Jan. 2, 2010, 10:09 PM
We do marketing and do a pretty decent business in reasonably priced horses BUT we do NOT take horses "on the cuff". It is just not a good business move for a variety of reasons to get into this, and the situations I know of that did this RARELY work out to both parties benefit! Our marketing board IS very reasonable and we can usually get a sale within a 3 month window, often less sometimes (but rarely) more. Everything is done with a contract and up front about all costs etc. I have had people send me horses from all over and many happy customers both buyers and sellers. Jsut realize, that often the people that WILL do on the cuff really don't have the contacts or ability to market effectively, and unless you have a SUPER TALENTED horse the big pros that might do it, won't be interested.

Jan. 3, 2010, 01:55 AM
What about doing a free lease for someone to ride him until you have more money to market him?

I can't imagine any reputable trainer taking a horse just for commission... I think the market is too unreliable right now. If you pay board, I guess its possible to bargain for reduced training fees and a higher commission, but I think you're going to have to spend money to sell him. Sounds like a nice horse though!

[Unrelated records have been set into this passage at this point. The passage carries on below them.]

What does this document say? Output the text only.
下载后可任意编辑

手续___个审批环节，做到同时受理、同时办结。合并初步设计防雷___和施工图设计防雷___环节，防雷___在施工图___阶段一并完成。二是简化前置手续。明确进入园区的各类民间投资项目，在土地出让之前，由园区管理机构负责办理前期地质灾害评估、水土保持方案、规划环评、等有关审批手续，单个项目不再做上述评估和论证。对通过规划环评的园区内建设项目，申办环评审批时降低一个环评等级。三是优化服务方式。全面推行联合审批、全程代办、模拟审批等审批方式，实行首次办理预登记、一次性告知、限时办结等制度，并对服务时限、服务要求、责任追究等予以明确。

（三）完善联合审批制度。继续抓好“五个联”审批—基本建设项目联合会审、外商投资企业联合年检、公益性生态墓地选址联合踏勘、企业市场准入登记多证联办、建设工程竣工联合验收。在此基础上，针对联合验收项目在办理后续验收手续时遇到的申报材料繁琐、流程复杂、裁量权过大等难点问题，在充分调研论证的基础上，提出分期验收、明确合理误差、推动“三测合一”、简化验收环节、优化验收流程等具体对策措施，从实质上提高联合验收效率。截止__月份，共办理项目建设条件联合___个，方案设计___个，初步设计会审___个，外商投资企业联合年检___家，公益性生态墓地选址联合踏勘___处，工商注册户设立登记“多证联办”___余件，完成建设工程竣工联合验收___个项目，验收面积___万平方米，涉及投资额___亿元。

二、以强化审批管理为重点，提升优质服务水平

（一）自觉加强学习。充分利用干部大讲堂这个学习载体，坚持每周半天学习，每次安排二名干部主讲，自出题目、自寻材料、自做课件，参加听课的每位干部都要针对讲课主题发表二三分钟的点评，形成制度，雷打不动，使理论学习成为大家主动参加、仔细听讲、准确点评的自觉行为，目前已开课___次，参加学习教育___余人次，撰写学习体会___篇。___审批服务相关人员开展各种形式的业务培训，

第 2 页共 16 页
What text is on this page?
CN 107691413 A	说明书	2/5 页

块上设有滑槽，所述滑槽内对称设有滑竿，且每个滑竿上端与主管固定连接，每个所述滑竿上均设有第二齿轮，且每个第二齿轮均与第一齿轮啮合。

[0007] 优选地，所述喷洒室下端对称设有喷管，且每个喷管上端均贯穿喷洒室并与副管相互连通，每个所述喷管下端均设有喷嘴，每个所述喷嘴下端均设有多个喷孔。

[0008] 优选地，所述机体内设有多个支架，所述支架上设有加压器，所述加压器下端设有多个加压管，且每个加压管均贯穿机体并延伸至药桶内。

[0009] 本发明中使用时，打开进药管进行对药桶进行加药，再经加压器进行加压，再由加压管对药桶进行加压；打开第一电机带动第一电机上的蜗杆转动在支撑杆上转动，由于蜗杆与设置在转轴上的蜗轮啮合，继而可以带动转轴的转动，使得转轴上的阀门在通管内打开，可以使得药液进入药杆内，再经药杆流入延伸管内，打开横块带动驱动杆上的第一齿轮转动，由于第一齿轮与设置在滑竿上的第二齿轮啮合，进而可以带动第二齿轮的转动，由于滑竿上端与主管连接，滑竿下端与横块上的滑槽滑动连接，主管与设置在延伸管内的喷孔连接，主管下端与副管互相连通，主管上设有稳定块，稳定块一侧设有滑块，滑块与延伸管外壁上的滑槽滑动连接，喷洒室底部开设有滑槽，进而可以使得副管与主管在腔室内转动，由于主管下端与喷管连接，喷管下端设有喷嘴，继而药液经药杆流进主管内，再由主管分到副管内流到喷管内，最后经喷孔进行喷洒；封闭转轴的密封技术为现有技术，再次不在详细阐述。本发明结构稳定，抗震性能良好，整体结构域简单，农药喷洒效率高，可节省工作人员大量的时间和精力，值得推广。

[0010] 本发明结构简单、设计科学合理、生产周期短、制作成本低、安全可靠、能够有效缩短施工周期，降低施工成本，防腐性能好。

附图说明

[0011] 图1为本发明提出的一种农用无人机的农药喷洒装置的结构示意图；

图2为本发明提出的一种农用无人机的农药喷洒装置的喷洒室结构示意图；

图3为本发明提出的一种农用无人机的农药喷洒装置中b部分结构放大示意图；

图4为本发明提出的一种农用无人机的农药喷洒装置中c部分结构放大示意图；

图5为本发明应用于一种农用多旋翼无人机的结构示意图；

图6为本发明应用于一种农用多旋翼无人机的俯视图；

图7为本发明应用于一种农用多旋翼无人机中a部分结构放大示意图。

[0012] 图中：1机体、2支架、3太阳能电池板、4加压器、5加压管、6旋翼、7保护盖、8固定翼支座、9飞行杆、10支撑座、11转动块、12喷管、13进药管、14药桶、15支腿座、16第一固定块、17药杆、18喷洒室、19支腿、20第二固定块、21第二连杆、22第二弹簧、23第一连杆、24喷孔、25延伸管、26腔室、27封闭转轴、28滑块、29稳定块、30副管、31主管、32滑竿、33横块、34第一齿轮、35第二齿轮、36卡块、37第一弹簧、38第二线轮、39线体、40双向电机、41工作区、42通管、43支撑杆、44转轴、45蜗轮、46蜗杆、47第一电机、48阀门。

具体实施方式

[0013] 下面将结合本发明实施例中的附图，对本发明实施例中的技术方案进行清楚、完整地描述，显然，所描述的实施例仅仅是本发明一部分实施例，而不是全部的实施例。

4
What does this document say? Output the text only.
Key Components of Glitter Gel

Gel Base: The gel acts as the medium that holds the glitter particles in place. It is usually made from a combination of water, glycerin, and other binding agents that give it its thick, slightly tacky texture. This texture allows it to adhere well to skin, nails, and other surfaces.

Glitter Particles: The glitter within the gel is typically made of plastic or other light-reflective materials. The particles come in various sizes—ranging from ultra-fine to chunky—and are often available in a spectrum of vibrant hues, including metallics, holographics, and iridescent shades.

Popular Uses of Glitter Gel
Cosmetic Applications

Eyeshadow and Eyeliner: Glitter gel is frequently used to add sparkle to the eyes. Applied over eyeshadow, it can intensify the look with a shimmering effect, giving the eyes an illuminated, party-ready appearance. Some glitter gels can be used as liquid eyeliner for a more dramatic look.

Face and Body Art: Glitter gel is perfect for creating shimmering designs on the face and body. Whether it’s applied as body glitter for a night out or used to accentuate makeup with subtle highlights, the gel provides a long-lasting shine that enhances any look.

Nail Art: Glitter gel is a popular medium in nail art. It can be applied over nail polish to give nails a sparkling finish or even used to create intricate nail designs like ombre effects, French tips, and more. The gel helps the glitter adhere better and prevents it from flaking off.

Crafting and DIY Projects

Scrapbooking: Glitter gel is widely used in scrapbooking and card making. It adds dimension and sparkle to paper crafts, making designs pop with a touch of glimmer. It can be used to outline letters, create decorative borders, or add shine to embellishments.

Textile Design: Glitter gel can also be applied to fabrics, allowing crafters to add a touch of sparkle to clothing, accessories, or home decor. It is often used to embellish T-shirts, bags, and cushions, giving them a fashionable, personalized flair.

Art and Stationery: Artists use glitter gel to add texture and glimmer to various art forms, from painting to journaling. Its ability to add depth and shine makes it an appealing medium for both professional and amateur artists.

Maybe you can get him down to Florida before circuit ends, there are usually lots of people selling and buying.

Jan. 3, 2010, 08:02 AM
I would try to find a really good trainer who could take him to Florida for a good junior to ride, perhaps on free lease, until sold.

Jan. 5, 2010, 06:58 PM
Yankee Lawyer, I like the idea, but does anyone have any suggestions of such a trainer who is reliable/trustworthy and will look out for the horse?

Jan. 6, 2010, 02:17 AM
Just trying to help here, but does your horse have the disposition to be a Big Eq horse? If so, have you considered this option? He sounds like he might be just the ticket for someone...

Jan. 6, 2010, 08:55 AM
Why don't you send him to a high end auction, Nona Garson has one in February. I sold one of mine (same situation as you) last year.


Jan. 6, 2010, 08:59 AM
I am always weary of sending them out on a free lease situation but many trainers will take nice ones on the cuff. I'd recommend that or a high end auction.